Tuesday, December 18, 2012

WORKS OF ETGAR KERET

One day I found upon the comics shelves of the otherwise pretty lousy Holgate Branch Library, a short walk from my home, a volume called How To Love, containing works by the Actus comics collective.  Seriously, the Holgate Branch Library is the lousiest library I have ever encountered.  It used to be pretty okay for a little neighborhood branch library but it seemed that once every few years they would undertake an assessment which concluded that they should reduce the number of  actual books, and see that the ones they kept were mostly thin illustrated books with shiny covers with the word dummy or idiot in the title.  If you just want to browse it is worse than useless - it is insulting.  A real tragedy considering how great almost every other library in the city is. 
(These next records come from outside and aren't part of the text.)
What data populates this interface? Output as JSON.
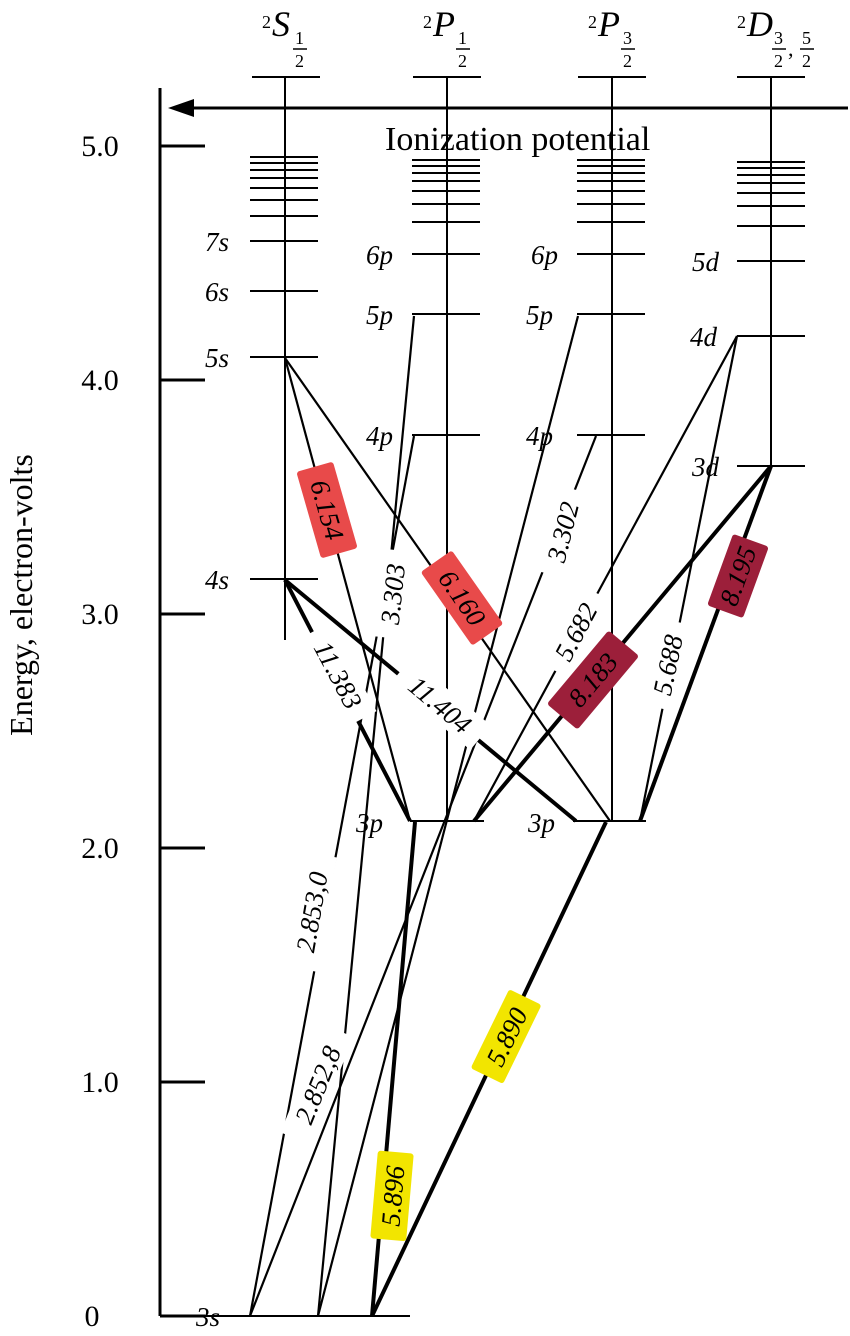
{
  "axis": {
    "ylabel": "Energy, electron-volts",
    "ticks": [
      {
        "value": 0,
        "label": "0"
      },
      {
        "value": 1,
        "label": "1.0"
      },
      {
        "value": 2,
        "label": "2.0"
      },
      {
        "value": 3,
        "label": "3.0"
      },
      {
        "value": 4,
        "label": "4.0"
      },
      {
        "value": 5,
        "label": "5.0"
      }
    ]
  },
  "ionization_label": "Ionization potential",
  "columns": [
    {
      "key": "S",
      "letter": "S",
      "sub": "1/2"
    },
    {
      "key": "P1",
      "letter": "P",
      "sub": "1/2"
    },
    {
      "key": "P3",
      "letter": "P",
      "sub": "3/2"
    },
    {
      "key": "D",
      "letter": "D",
      "sub": "3/2, 5/2"
    }
  ],
  "levels": [
    {
      "label": "3s",
      "column": "S",
      "energy": 0
    },
    {
      "label": "4s",
      "column": "S",
      "energy": 3.19
    },
    {
      "label": "5s",
      "column": "S",
      "energy": 4.12
    },
    {
      "label": "6s",
      "column": "S",
      "energy": 4.4
    },
    {
      "label": "7s",
      "column": "S",
      "energy": 4.61
    },
    {
      "label": "3p",
      "column": "P1",
      "energy": 2.1
    },
    {
      "label": "4p",
      "column": "P1",
      "energy": 3.75
    },
    {
      "label": "5p",
      "column": "P1",
      "energy": 4.35
    },
    {
      "label": "6p",
      "column": "P1",
      "energy": 4.62
    },
    {
      "label": "3p",
      "column": "P3",
      "energy": 2.1
    },
    {
      "label": "4p",
      "column": "P3",
      "energy": 3.75
    },
    {
      "label": "5p",
      "column": "P3",
      "energy": 4.35
    },
    {
      "label": "6p",
      "column": "P3",
      "energy": 4.62
    },
    {
      "label": "3d",
      "column": "D",
      "energy": 3.62
    },
    {
      "label": "4d",
      "column": "D",
      "energy": 4.29
    },
    {
      "label": "5d",
      "column": "D",
      "energy": 4.59
    }
  ],
  "transitions": [
    {
      "wavelength": "5.890",
      "highlight": "#f2e500"
    },
    {
      "wavelength": "5.896",
      "highlight": "#f2e500"
    },
    {
      "wavelength": "6.154",
      "highlight": "#e84a4a"
    },
    {
      "wavelength": "6.160",
      "highlight": "#e84a4a"
    },
    {
      "wavelength": "8.183",
      "highlight": "#9c1f3a"
    },
    {
      "wavelength": "8.195",
      "highlight": "#9c1f3a"
    },
    {
      "wavelength": "11.383",
      "highlight": ""
    },
    {
      "wavelength": "11.404",
      "highlight": ""
    },
    {
      "wavelength": "3.303",
      "highlight": ""
    },
    {
      "wavelength": "3.302",
      "highlight": ""
    },
    {
      "wavelength": "5.682",
      "highlight": ""
    },
    {
      "wavelength": "5.688",
      "highlight": ""
    },
    {
      "wavelength": "2.853,0",
      "highlight": ""
    },
    {
      "wavelength": "2.852,8",
      "highlight": ""
    }
  ]
}
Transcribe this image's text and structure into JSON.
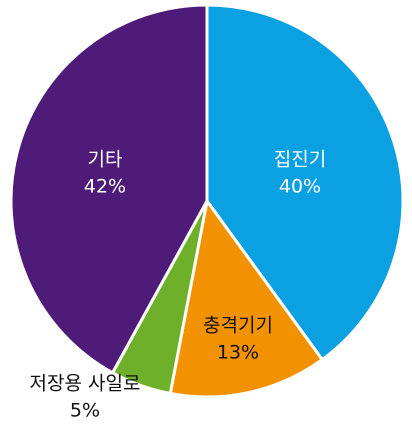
{
  "chart_data": {
    "type": "pie",
    "categories": [
      "집진기",
      "충격기기",
      "저장용 사일로",
      "기타"
    ],
    "values": [
      40,
      13,
      5,
      42
    ],
    "value_labels": [
      "40%",
      "13%",
      "5%",
      "42%"
    ],
    "colors": [
      "#0aa0e2",
      "#f39200",
      "#6fb02a",
      "#4e1c78"
    ],
    "start_angle": 0,
    "direction": "clockwise"
  }
}
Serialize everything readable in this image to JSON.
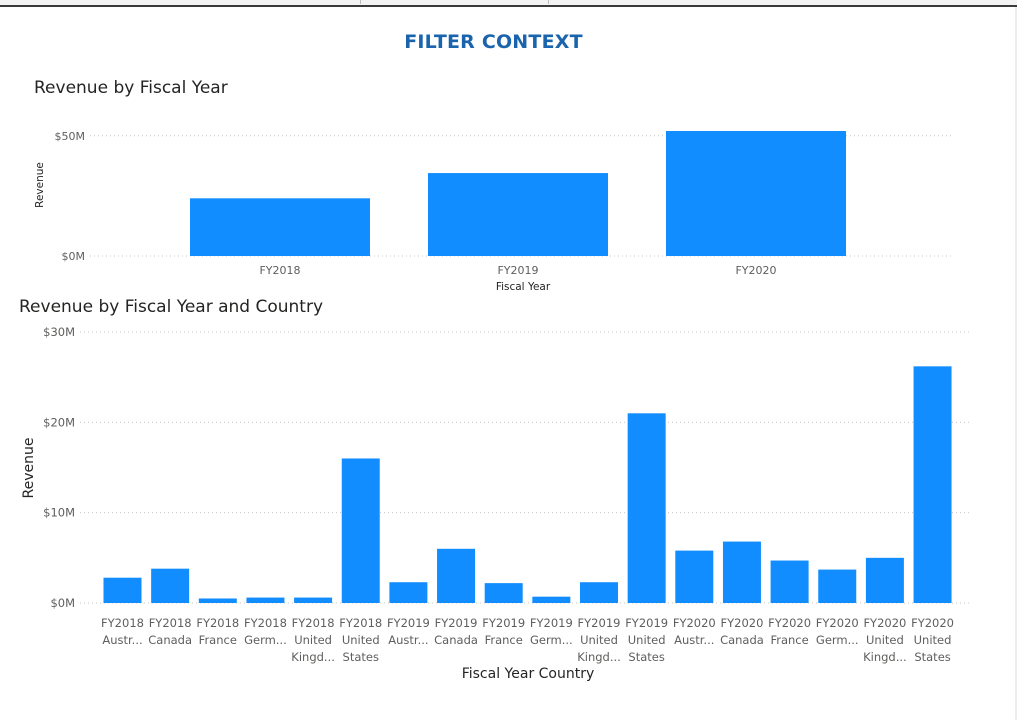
{
  "page": {
    "title": "FILTER CONTEXT"
  },
  "colors": {
    "bar": "#118dff",
    "title": "#1a64ad",
    "gridline": "#c8c6c4",
    "axis_text": "#605e5c"
  },
  "chart_data": [
    {
      "type": "bar",
      "title": "Revenue by Fiscal Year",
      "xlabel": "Fiscal Year",
      "ylabel": "Revenue",
      "categories": [
        "FY2018",
        "FY2019",
        "FY2020"
      ],
      "values": [
        24,
        34.5,
        52
      ],
      "value_unit": "$M",
      "ylim": [
        0,
        52
      ],
      "yticks": [
        0,
        50
      ],
      "ytick_labels": [
        "$0M",
        "$50M"
      ],
      "grid": true
    },
    {
      "type": "bar",
      "title": "Revenue by Fiscal Year and Country",
      "xlabel": "Fiscal Year Country",
      "ylabel": "Revenue",
      "categories": [
        [
          "FY2018",
          "Austr..."
        ],
        [
          "FY2018",
          "Canada"
        ],
        [
          "FY2018",
          "France"
        ],
        [
          "FY2018",
          "Germ..."
        ],
        [
          "FY2018",
          "United",
          "Kingd..."
        ],
        [
          "FY2018",
          "United",
          "States"
        ],
        [
          "FY2019",
          "Austr..."
        ],
        [
          "FY2019",
          "Canada"
        ],
        [
          "FY2019",
          "France"
        ],
        [
          "FY2019",
          "Germ..."
        ],
        [
          "FY2019",
          "United",
          "Kingd..."
        ],
        [
          "FY2019",
          "United",
          "States"
        ],
        [
          "FY2020",
          "Austr..."
        ],
        [
          "FY2020",
          "Canada"
        ],
        [
          "FY2020",
          "France"
        ],
        [
          "FY2020",
          "Germ..."
        ],
        [
          "FY2020",
          "United",
          "Kingd..."
        ],
        [
          "FY2020",
          "United",
          "States"
        ]
      ],
      "values": [
        2.8,
        3.8,
        0.5,
        0.6,
        0.6,
        16,
        2.3,
        6,
        2.2,
        0.7,
        2.3,
        21,
        5.8,
        6.8,
        4.7,
        3.7,
        5,
        26.2
      ],
      "value_unit": "$M",
      "ylim": [
        0,
        30
      ],
      "yticks": [
        0,
        10,
        20,
        30
      ],
      "ytick_labels": [
        "$0M",
        "$10M",
        "$20M",
        "$30M"
      ],
      "grid": true
    }
  ]
}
I was pleased by the quality of the works in How To Love,  and surprised to find that there were people in Israel who just want to live normal daily lives.  I was ashamed to be surprised.  For you see, Actus is an Israeli comics collective.  Realizing one's ignorance is the first step toward removing it and I had soon read the few other available volumes of Israeli cartoonists - two by Rutu Modan (Jamilti and Exit Wounds) whose clear-line style and nostalgic/surreal stories are fascinating, and Jetlag, a collection of  works drawn by various artists, based on the stories of Etgar Keret.  I had never heard of Keret but instantly saw in him something I had never seen before and didn't even know what it was.

Keret's books are not the kind you want to read right through.  They would be good to have around where you could pick one up and spend a few minutes reading a story and go about your day digesting them.  His stories are very very short and each one is unique. Each one is strange in a new way, a boiled down Twilight Zone compressed into two or three pages and inserted into the real world.  However unimaginable the situations and events, they seem Normal with a capital N. 

Keret has also had his works transformed into movies, with varying results.  The most mainstream of them is Wristcutters, A Love Story (2006), based on a single story of the crummy half-assed afterlife to which suicides are doomed. Meduzot [Jellyfish] (2007) is written and directed by Keret and his wife, Shira Geffen, and is made up of a group of stories which intersect but don't overlap.  An inept and alienated young woman finds some of life's meaning in a beautiful child who appears from the sea, a Filipina works as companion to a harsh elderly woman who doesn't seem to appreciate her daughter's life as a stage actress, and a young couple are having a rather unhappy honeymoon when they encounter a mysterious writer staying in the same hotel. $9.99 (2008) is an Australian/Israeli stop motion animated film comprising a group of Keret's stories which, as in Meduzot, intersect without overlapping.  It suffers, in my opinion, from that type of physical ugliness unique to stop motion animated characters, and bears a touch of that unsettling Australian psychology which makes me apprehensive every time I have to decide whether or not to watch an Aussie movie.  There is a beggar who commits suicide and returns with wings - still the same mooching bum but with wings.  There is a woman who wants her men to be smooth and clean - really smooth and clean.  There is a young man who looks to a mail order book for his answers to life's problems and the book costs $9.99.  Of the three, Meduzot is the one that best conveys the spirit of Keret's work and I recommend it.  It has another value which I think is very important, in showing life in Israel without religion and politics.  It is not a commentary on anything other than living as a human being.

If you have a few moments to spare, and would like to try out an Etgar Keret story there are a few you can read on his website here.   You can also learn about some of his other activities, like the four foot wide house.

So why was I surprised to learn that there were regular people in Israel?  Try not to freak out when I tell you this.  That place has got more baggage than any other country on earth.  You never hear anything but politics, religion, conflict from that place.  Sometimes I want to smack that country and say just be Human first, then be religious or nationalist or whatever you want to be, because all that stuff isn't as fascinating to me as it seems to be to you.  We all brush our teeth the same way. Keret doesn't write Israeli stories, or Jewish stories, political or religious stories.  He writes stories that can fit into any brain without having to be an example of something or teach a lesson about something, and they make you see things a little bit differently.